Patients with AF and G3-5D on OACs are at a high risk of bleeding. Previous major bleeding and kidney failure are strongly associated with major bleeding. The present study also shows an association between OAC-associated bleeding and male sex, congestive heart failure and vascular disease. Knowledge about determinants of bleeding in advanced CKD is essential when deciding on when to anticoagulate or not.

摘要

背景

患有慢性肾脏病(CKD)且正在服用口服抗凝药(OAC)的心房颤动(AF)患者出血风险很高。
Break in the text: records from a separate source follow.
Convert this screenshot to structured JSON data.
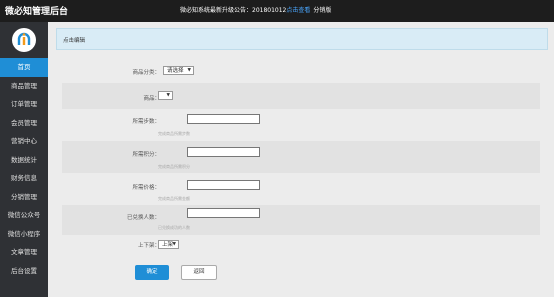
{
  "header": {
    "brand": "微必知管理后台",
    "notice_prefix": "微必知系统最新升级公告：201801012",
    "notice_link": "点击查看",
    "notice_suffix": "分销版"
  },
  "sidebar": {
    "items": [
      {
        "label": "首页",
        "active": true
      },
      {
        "label": "商品管理"
      },
      {
        "label": "订单管理"
      },
      {
        "label": "会员管理"
      },
      {
        "label": "营销中心"
      },
      {
        "label": "数据统计"
      },
      {
        "label": "财务信息"
      },
      {
        "label": "分销管理"
      },
      {
        "label": "微信公众号"
      },
      {
        "label": "微信小程序"
      },
      {
        "label": "文章管理"
      },
      {
        "label": "后台设置"
      }
    ]
  },
  "breadcrumb": "点击编辑",
  "form": {
    "category_label": "商品分类：",
    "category_value": "请选择",
    "product_label": "商品：",
    "product_value": "",
    "steps_label": "所需步数：",
    "steps_hint": "完成商品所需步数",
    "points_label": "所需积分：",
    "points_hint": "完成商品所需积分",
    "price_label": "所需价格：",
    "price_hint": "完成商品所需金额",
    "participants_label": "已兑换人数：",
    "participants_hint": "已兑换成功的人数",
    "shelf_label": "上下架：",
    "shelf_value": "上架"
  },
  "buttons": {
    "confirm": "确定",
    "back": "返回"
  }
}
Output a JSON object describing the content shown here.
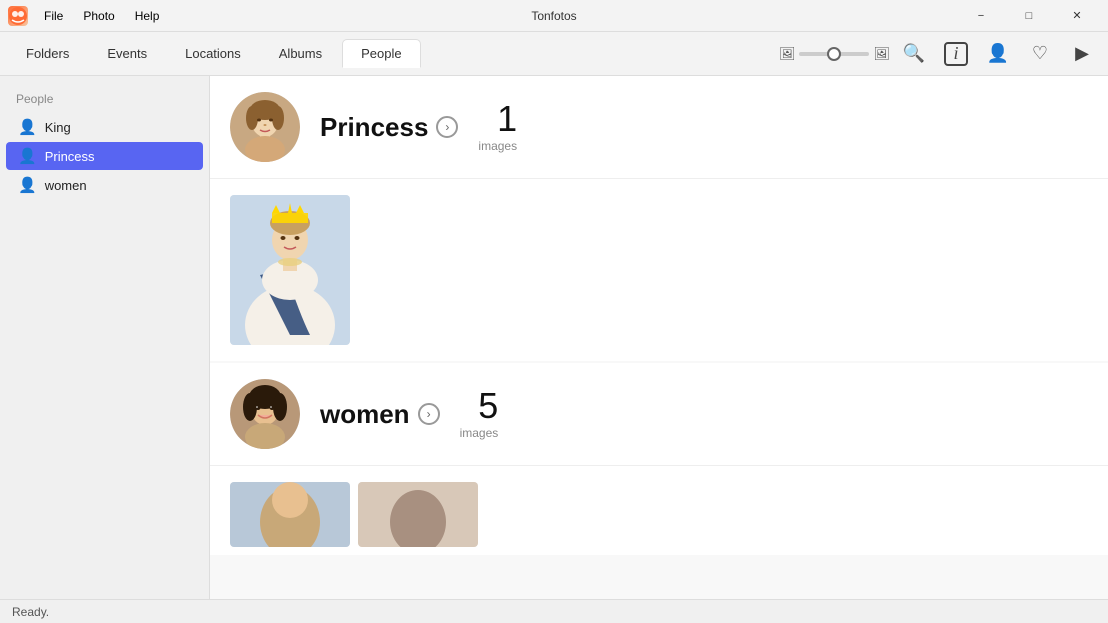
{
  "app": {
    "title": "Tonfotos",
    "icon": "🖼"
  },
  "menu": {
    "file": "File",
    "photo": "Photo",
    "help": "Help"
  },
  "window_controls": {
    "minimize": "−",
    "maximize": "□",
    "close": "✕"
  },
  "tabs": [
    {
      "id": "folders",
      "label": "Folders",
      "active": false
    },
    {
      "id": "events",
      "label": "Events",
      "active": false
    },
    {
      "id": "locations",
      "label": "Locations",
      "active": false
    },
    {
      "id": "albums",
      "label": "Albums",
      "active": false
    },
    {
      "id": "people",
      "label": "People",
      "active": true
    }
  ],
  "toolbar_icons": {
    "search": "🔍",
    "info": "ℹ",
    "face": "👤",
    "heart": "♡",
    "play": "▶"
  },
  "sidebar": {
    "section_title": "People",
    "items": [
      {
        "id": "king",
        "label": "King",
        "active": false
      },
      {
        "id": "princess",
        "label": "Princess",
        "active": true
      },
      {
        "id": "women",
        "label": "women",
        "active": false
      }
    ]
  },
  "people": [
    {
      "id": "princess",
      "name": "Princess",
      "image_count": 1,
      "images_label": "images"
    },
    {
      "id": "women",
      "name": "women",
      "image_count": 5,
      "images_label": "images"
    }
  ],
  "statusbar": {
    "text": "Ready."
  }
}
AF合并CKD的OAC使用者发生大出血风险的决定因素尚未明确确立,现有的出血评分系统在CKD患者中效果不佳。本研究旨在呈现瑞典一组接受OAC治疗的CKD G3 - 5D患者中与大出血相关的危险因素。

方法

我们开展了一项基于瑞典登记系统的队列研究,纳入了2009年至2018年间服用华法林或直接口服抗凝药(DOAC)的AF合并CKD G3 - 5D患者。数据收集自包括瑞典肾脏登记系统和Auricula(一个AF和OAC登记系统)在内的高质量登记系统。采用Cox回归分析研究大出血的危险因素。

结果

在纳入的2453例患者中,59%服用华法林(治疗范围内时间为67%),41%服用DOAC。大出血发生率为8.9/100患者年。与出血风险增加相关的因素包括肾小球滤过率类别,G5/5D对比G3 {风险比[HR] 1.92 [95%置信区间(CI)1.43 - 2.56]}、既往胃肠道出血[HR 1.77(95% CI 1.39 - 2.25)]、既往其他出血[HR 1.33(95% CI 1.09 - 1.62)]、充血性心力衰竭[HR 1.36(95% CI 1.11 - 1.68)]、男性[HR 1.28(95% CI 1.03 - 1.60)]和血管疾病[HR 1.35(95% CI 1.01 - 1.79)]。

结论

服用OAC的AF合并G3 - 5D患者出血风险很高。既往大出血和肾衰竭与大出血密切相关。本研究还显示OAC相关出血与男性、充血性心力衰竭和血管疾病之间存在关联。在决定是否进行抗凝治疗时,了解晚期CKD患者出血的决定因素至关重要。